Gina Campuzano propone sancionar la fabricación, venta y posesión de dispositivos capaces de interceptar la señal de las llaves electrónicas
Ciudad de México, 6 de septiembre de 2026.— El robo de automóviles ya no necesariamente deja cristales rotos, cerraduras forzadas o testigos que hayan escuchado algún ruido. En algunos casos, basta con interceptar una señal electrónica para que un vehículo quede al alcance de los delincuentes.
Ante esta nueva modalidad, la senadora Gina Campuzano González, del PAN, presentó una iniciativa para prohibir y sancionar la fabricación, comercialización, distribución, importación y posesión de dispositivos electrónicos utilizados para vulnerar los sistemas de seguridad de los automóviles.
La legisladora advirtió que los delincuentes han encontrado en la tecnología keyless —que permite abrir, cerrar y encender un vehículo sin utilizar físicamente una llave— una nueva oportunidad para cometer robos de manera rápida y prácticamente imperceptible.
El mecanismo, explicó, consiste en interceptar la comunicación inalámbrica entre la llave electrónica y el automóvil, haciendo creer al sistema que la llave se encuentra cerca. De esta manera, los responsables pueden abrir el vehículo e incluso encenderlo en cuestión de segundos.
Es el llamado “robo tecnológico” o “robo silencioso”: un delito que puede ocurrir sin violencia, sin daños visibles y, en ocasiones, sin dejar prácticamente rastro.
Campuzano González alertó que el problema no se limita a grupos dedicados al robo de vehículos. Los dispositivos capaces de vulnerar estos sistemas pueden encontrarse con relativa facilidad en mercados digitales, plataformas de compraventa e incluso mediante entregas personales.
“Estos dispositivos no son exclusivos del crimen organizado”, señaló la senadora, al advertir sobre la existencia de un mercado abierto y con escaso control de herramientas que pueden ser utilizadas para vulnerar los sistemas de seguridad vehicular.
La propuesta busca reformar el Código Penal Federal para establecer como delito la fabricación, modificación, comercialización, distribución, importación y posesión de dispositivos electrónicos destinados a vulnerar sistemas de seguridad vehicular.

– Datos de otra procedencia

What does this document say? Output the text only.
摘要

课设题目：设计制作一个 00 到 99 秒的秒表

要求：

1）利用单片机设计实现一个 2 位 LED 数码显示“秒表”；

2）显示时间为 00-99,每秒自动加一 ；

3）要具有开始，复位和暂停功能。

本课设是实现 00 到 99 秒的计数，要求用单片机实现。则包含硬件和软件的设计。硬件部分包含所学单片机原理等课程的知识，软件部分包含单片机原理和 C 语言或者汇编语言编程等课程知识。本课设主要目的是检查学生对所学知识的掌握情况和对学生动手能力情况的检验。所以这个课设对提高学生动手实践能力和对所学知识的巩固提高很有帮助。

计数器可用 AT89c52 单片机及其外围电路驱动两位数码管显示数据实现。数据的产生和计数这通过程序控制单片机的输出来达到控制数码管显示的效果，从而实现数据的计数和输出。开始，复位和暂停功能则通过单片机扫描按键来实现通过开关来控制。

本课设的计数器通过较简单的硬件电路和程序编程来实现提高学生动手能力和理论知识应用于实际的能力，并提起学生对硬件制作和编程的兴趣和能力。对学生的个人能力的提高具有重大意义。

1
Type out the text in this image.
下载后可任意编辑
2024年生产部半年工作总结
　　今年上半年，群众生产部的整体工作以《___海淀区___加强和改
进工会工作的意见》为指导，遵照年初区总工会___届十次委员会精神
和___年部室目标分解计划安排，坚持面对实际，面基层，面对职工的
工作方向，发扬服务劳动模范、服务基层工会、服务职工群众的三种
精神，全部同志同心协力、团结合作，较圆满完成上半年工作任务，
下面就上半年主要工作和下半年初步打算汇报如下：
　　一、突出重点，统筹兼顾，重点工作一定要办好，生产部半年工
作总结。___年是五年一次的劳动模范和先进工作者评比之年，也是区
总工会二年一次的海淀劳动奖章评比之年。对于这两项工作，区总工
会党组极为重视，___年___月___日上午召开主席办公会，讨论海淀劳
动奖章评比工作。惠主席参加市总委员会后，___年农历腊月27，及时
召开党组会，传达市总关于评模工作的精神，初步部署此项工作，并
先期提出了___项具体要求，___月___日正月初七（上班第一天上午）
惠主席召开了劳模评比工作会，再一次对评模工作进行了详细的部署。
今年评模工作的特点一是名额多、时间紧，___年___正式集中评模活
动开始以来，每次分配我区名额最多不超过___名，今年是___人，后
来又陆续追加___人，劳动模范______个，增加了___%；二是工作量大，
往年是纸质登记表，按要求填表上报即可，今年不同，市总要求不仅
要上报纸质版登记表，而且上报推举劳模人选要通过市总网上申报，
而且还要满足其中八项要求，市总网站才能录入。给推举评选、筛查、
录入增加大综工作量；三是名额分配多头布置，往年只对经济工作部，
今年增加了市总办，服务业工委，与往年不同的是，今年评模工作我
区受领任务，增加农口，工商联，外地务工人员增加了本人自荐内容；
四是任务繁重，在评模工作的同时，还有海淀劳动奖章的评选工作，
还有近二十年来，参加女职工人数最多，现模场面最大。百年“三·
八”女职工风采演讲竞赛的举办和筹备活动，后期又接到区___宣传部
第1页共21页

La iniciativa contempla penas de tres a ocho años de prisión y de 500 a mil 500 días multa para quienes incurran en estas conductas, además de un incremento de las sanciones cuando los delitos sean cometidos de manera reiterada.
La senadora sostuvo que el robo de vehículos ha evolucionado junto con la tecnología. De acuerdo con cifras del Secretariado Ejecutivo del Sistema Nacional de Seguridad Pública, en México se registran más de cien mil casos anuales de robo de vehículos y una parte importante ocurre sin violencia.
Para Campuzano, este escenario evidencia que las formas tradicionales de combatir el delito ya no son suficientes frente a herramientas que permiten vulnerar sistemas electrónicos en cuestión de segundos.
“El problema ya no está únicamente en la calle; también puede encontrarse detrás de una pantalla, en un dispositivo que cabe en una mano y que puede convertir la tecnología diseñada para proteger un automóvil en una herramienta para sustraerlo”, plantea la iniciativa.
La legisladora consideró que mantener vacíos legales frente a esta modalidad permite que el mercado de estos dispositivos continúe creciendo y que las técnicas utilizadas por los delincuentes se perfeccionen.
“La inacción normativa, en este contexto, se traduce en una forma de permisividad frente a una conducta que ya ha rebasado los mecanismos tradicionales de control”, sostuvo.
La propuesta no se limita al ámbito penal. Campuzano González plantea modificaciones a la Ley en Materia de Telecomunicaciones y Radiodifusión, con el objetivo de que las autoridades puedan retirar del mercado y suspender la comercialización de dispositivos que generen interferencias perjudiciales, además de impedir su fabricación e importación cuando sean utilizados para vulnerar sistemas de seguridad.
También propone reformar la Ley Federal de Protección al Consumidor para prohibir la comercialización, publicidad o intermediación de dispositivos cuya finalidad sea facilitar la comisión de delitos o vulnerar sistemas de seguridad.
La iniciativa fue turnada para su análisis y dictaminación a las Comisiones Unidas de Justicia y de Estudios Legislativos Segunda del Senado.
El planteamiento parte de una realidad que avanza a la misma velocidad que la tecnología: mientras los automóviles incorporan sistemas cada vez más sofisticados para facilitar la vida de sus propietarios, también aparecen nuevas herramientas para burlarlos. Y esta vez, el robo puede comenzar sin una llave forzada, sin una ventana rota y sin hacer ruido.